Paul Mylott, Chief Executive of Bond Sure, believes their insurance cover will further protect tenants and owners beyond bond-claims by agents.

Again, why the pet-bond exactly? And what about Landlords insurance? Perhaps a call for a pet-bond by the real estate industry is even more evidence that some property management teams aren’t doing their job?


I don’t understand the notion behind the extra bond, other than to create a false sense of peace of mind. Owners not only have the means of recovery through the tribunal, they also have avenues through their own insurance (landlord insurance) or other. And now, so do tenants.

If the pet-bond and or any other bond was introduced, this will not take care of the incompetence found amongst property management teams.
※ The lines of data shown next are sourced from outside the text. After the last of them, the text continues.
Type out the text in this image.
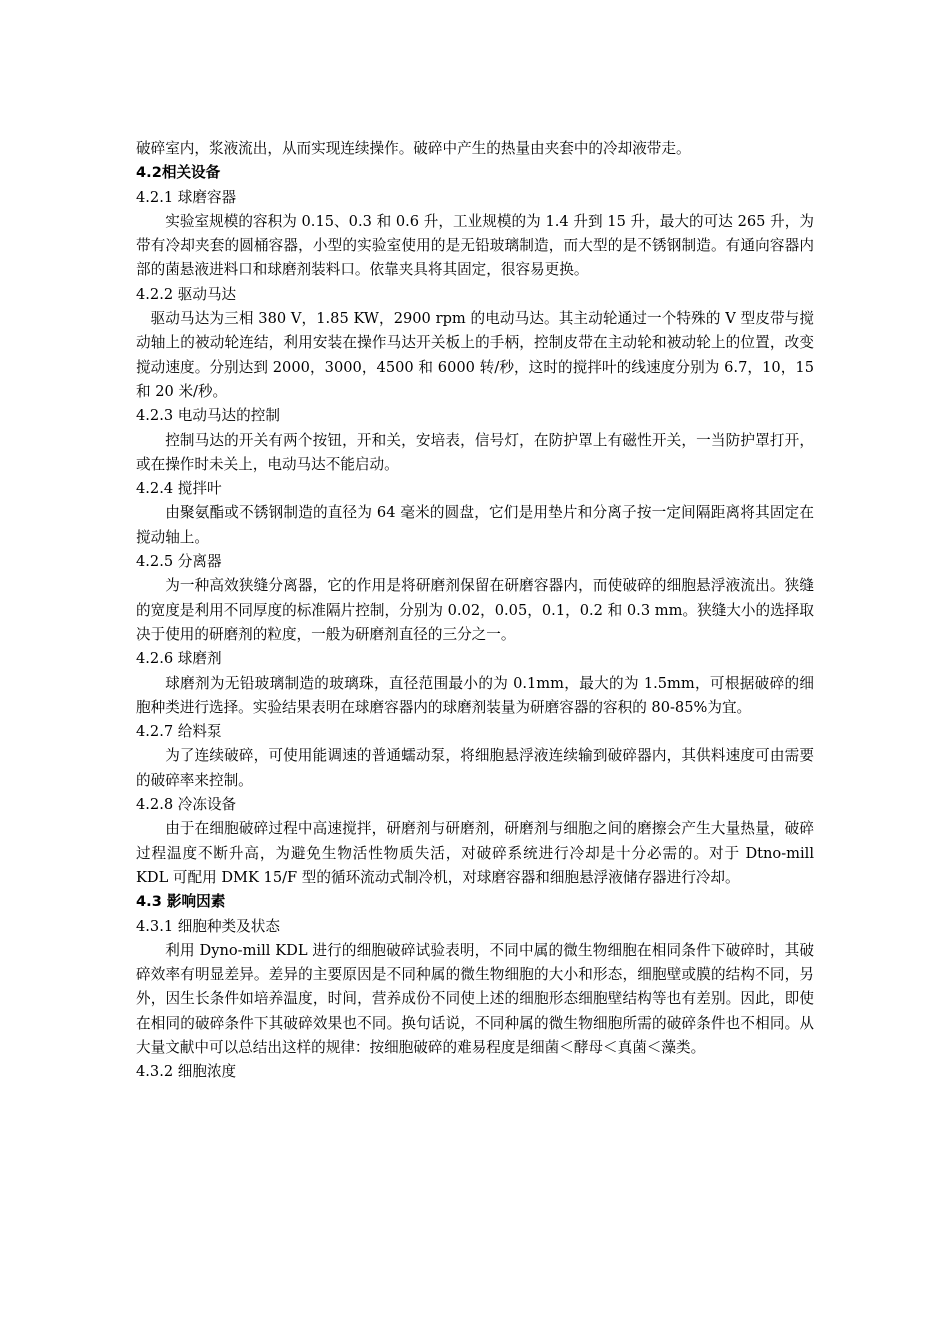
破碎室内，浆液流出，从而实现连续操作。破碎中产生的热量由夹套中的冷却液带走。

4.2相关设备

4.2.1 球磨容器

实验室规模的容积为 0.15、0.3 和 0.6 升，工业规模的为 1.4 升到 15 升，最大的可达 265 升，为带有冷却夹套的圆桶容器，小型的实验室使用的是无铅玻璃制造，而大型的是不锈钢制造。有通向容器内部的菌悬液进料口和球磨剂装料口。依靠夹具将其固定，很容易更换。

4.2.2 驱动马达

驱动马达为三相 380 V，1.85 KW，2900 rpm 的电动马达。其主动轮通过一个特殊的 V 型皮带与搅动轴上的被动轮连结，利用安装在操作马达开关板上的手柄，控制皮带在主动轮和被动轮上的位置，改变搅动速度。分别达到 2000，3000，4500 和 6000 转/秒，这时的搅拌叶的线速度分别为 6.7，10，15 和 20 米/秒。

4.2.3 电动马达的控制

控制马达的开关有两个按钮，开和关，安培表，信号灯，在防护罩上有磁性开关，一当防护罩打开，或在操作时未关上，电动马达不能启动。

4.2.4 搅拌叶

由聚氨酯或不锈钢制造的直径为 64 毫米的圆盘，它们是用垫片和分离子按一定间隔距离将其固定在搅动轴上。

4.2.5 分离器

为一种高效狭缝分离器，它的作用是将研磨剂保留在研磨容器内，而使破碎的细胞悬浮液流出。狭缝的宽度是利用不同厚度的标准隔片控制，分别为 0.02，0.05，0.1，0.2 和 0.3 mm。狭缝大小的选择取决于使用的研磨剂的粒度，一般为研磨剂直径的三分之一。

4.2.6 球磨剂

球磨剂为无铅玻璃制造的玻璃珠，直径范围最小的为 0.1mm，最大的为 1.5mm，可根据破碎的细胞种类进行选择。实验结果表明在球磨容器内的球磨剂装量为研磨容器的容积的 80-85%为宜。

4.2.7 给料泵

为了连续破碎，可使用能调速的普通蠕动泵，将细胞悬浮液连续输到破碎器内，其供料速度可由需要的破碎率来控制。

4.2.8 冷冻设备

由于在细胞破碎过程中高速搅拌，研磨剂与研磨剂，研磨剂与细胞之间的磨擦会产生大量热量，破碎过程温度不断升高，为避免生物活性物质失活，对破碎系统进行冷却是十分必需的。对于 Dtno-mill KDL 可配用 DMK 15/F 型的循环流动式制冷机，对球磨容器和细胞悬浮液储存器进行冷却。

4.3 影响因素

4.3.1 细胞种类及状态

利用 Dyno-mill KDL 进行的细胞破碎试验表明，不同中属的微生物细胞在相同条件下破碎时，其破碎效率有明显差异。差异的主要原因是不同种属的微生物细胞的大小和形态，细胞壁或膜的结构不同，另外，因生长条件如培养温度，时间，营养成份不同使上述的细胞形态细胞壁结构等也有差别。因此，即使在相同的破碎条件下其破碎效果也不同。换句话说，不同种属的微生物细胞所需的破碎条件也不相同。从大量文献中可以总结出这样的规律：按细胞破碎的难易程度是细菌＜酵母＜真菌＜藻类。

4.3.2 细胞浓度
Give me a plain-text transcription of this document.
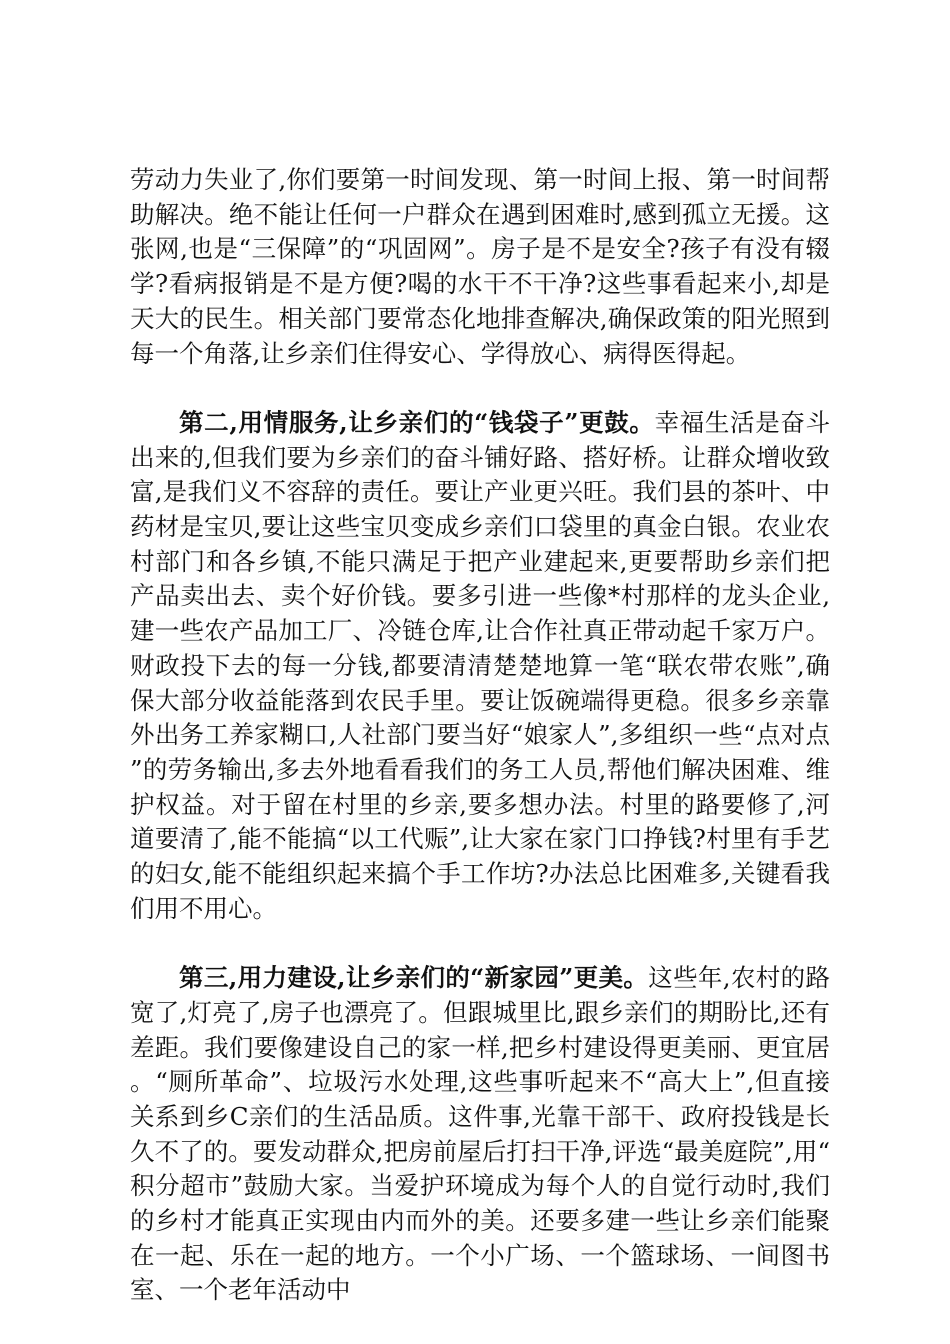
劳动力失业了,你们要第一时间发现、第一时间上报、第一时间帮助解决。绝不能让任何一户群众在遇到困难时,感到孤立无援。这张网,也是“三保障”的“巩固网”。房子是不是安全?孩子有没有辍学?看病报销是不是方便?喝的水干不干净?这些事看起来小,却是天大的民生。相关部门要常态化地排查解决,确保政策的阳光照到每一个角落,让乡亲们住得安心、学得放心、病得医得起。

第二,用情服务,让乡亲们的“钱袋子”更鼓。幸福生活是奋斗出来的,但我们要为乡亲们的奋斗铺好路、搭好桥。让群众增收致富,是我们义不容辞的责任。要让产业更兴旺。我们县的茶叶、中药材是宝贝,要让这些宝贝变成乡亲们口袋里的真金白银。农业农村部门和各乡镇,不能只满足于把产业建起来,更要帮助乡亲们把产品卖出去、卖个好价钱。要多引进一些像*村那样的龙头企业,建一些农产品加工厂、冷链仓库,让合作社真正带动起千家万户。财政投下去的每一分钱,都要清清楚楚地算一笔“联农带农账”,确保大部分收益能落到农民手里。要让饭碗端得更稳。很多乡亲靠外出务工养家糊口,人社部门要当好“娘家人”,多组织一些“点对点”的劳务输出,多去外地看看我们的务工人员,帮他们解决困难、维护权益。对于留在村里的乡亲,要多想办法。村里的路要修了,河道要清了,能不能搞“以工代赈”,让大家在家门口挣钱?村里有手艺的妇女,能不能组织起来搞个手工作坊?办法总比困难多,关键看我们用不用心。

第三,用力建设,让乡亲们的“新家园”更美。这些年,农村的路宽了,灯亮了,房子也漂亮了。但跟城里比,跟乡亲们的期盼比,还有差距。我们要像建设自己的家一样,把乡村建设得更美丽、更宜居。“厕所革命”、垃圾污水处理,这些事听起来不“高大上”,但直接关系到乡C亲们的生活品质。这件事,光靠干部干、政府投钱是长久不了的。要发动群众,把房前屋后打扫干净,评选“最美庭院”,用“积分超市”鼓励大家。当爱护环境成为每个人的自觉行动时,我们的乡村才能真正实现由内而外的美。还要多建一些让乡亲们能聚在一起、乐在一起的地方。一个小广场、一个篮球场、一间图书室、一个老年活动中
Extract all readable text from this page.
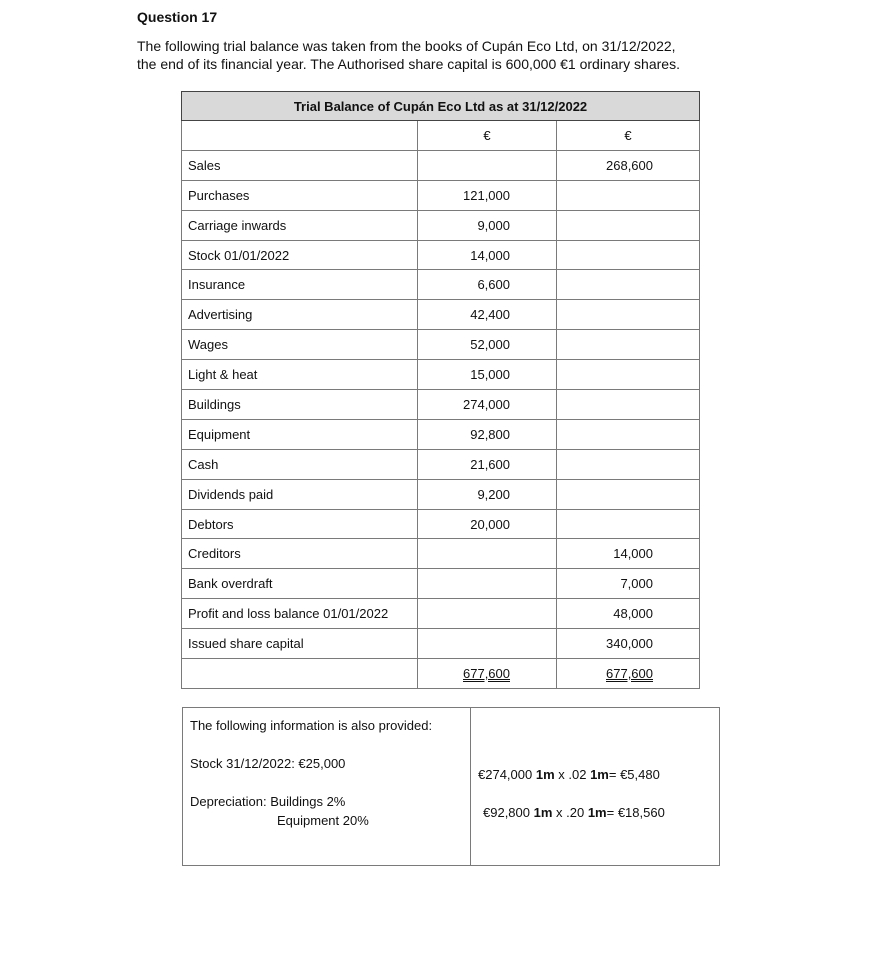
Question 17
The following trial balance was taken from the books of Cupán Eco Ltd, on 31/12/2022,
the end of its financial year. The Authorised share capital is 600,000 €1 ordinary shares.
Trial Balance of Cupán Eco Ltd as at 31/12/2022		
	€	€
Sales		268,600
Purchases	121,000	
Carriage inwards	9,000	
Stock 01/01/2022	14,000	
Insurance	6,600	
Advertising	42,400	
Wages	52,000	
Light & heat	15,000	
Buildings	274,000	
Equipment	92,800	
Cash	21,600	
Dividends paid	9,200	
Debtors	20,000	
Creditors		14,000
Bank overdraft		7,000
Profit and loss balance 01/01/2022		48,000
Issued share capital		340,000
	677,600	677,600
The following information is also provided:
Stock 31/12/2022: €25,000
Depreciation: Buildings 2%
Equipment 20%
€274,000 1m x .02 1m= €5,480
€92,800 1m x .20 1m= €18,560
A further financial burden on tenants is not the answer to better property management practices.

Most definitely, discriminating against tenants with pets, will not provide the security many property owners believe they will have; should the pet-bond be introduced.

In conclusion

A more sensible avenue may be ventured down the path of new bond-insurance cover. Or perhaps more diligence by Landlords in finding a property management teams that: conduct themselves properly, and have frequent property inspections with clear expectations spelled out for both tenant and property owners.

Notwithstanding, property owners need a PM team that is not one that reacts, rather prevents or foresees any future problems and has contingencies in place to remedy them. A team that actively works alongside, tenants with pets and or children. As opposed to, discriminate by imposing extra bonds.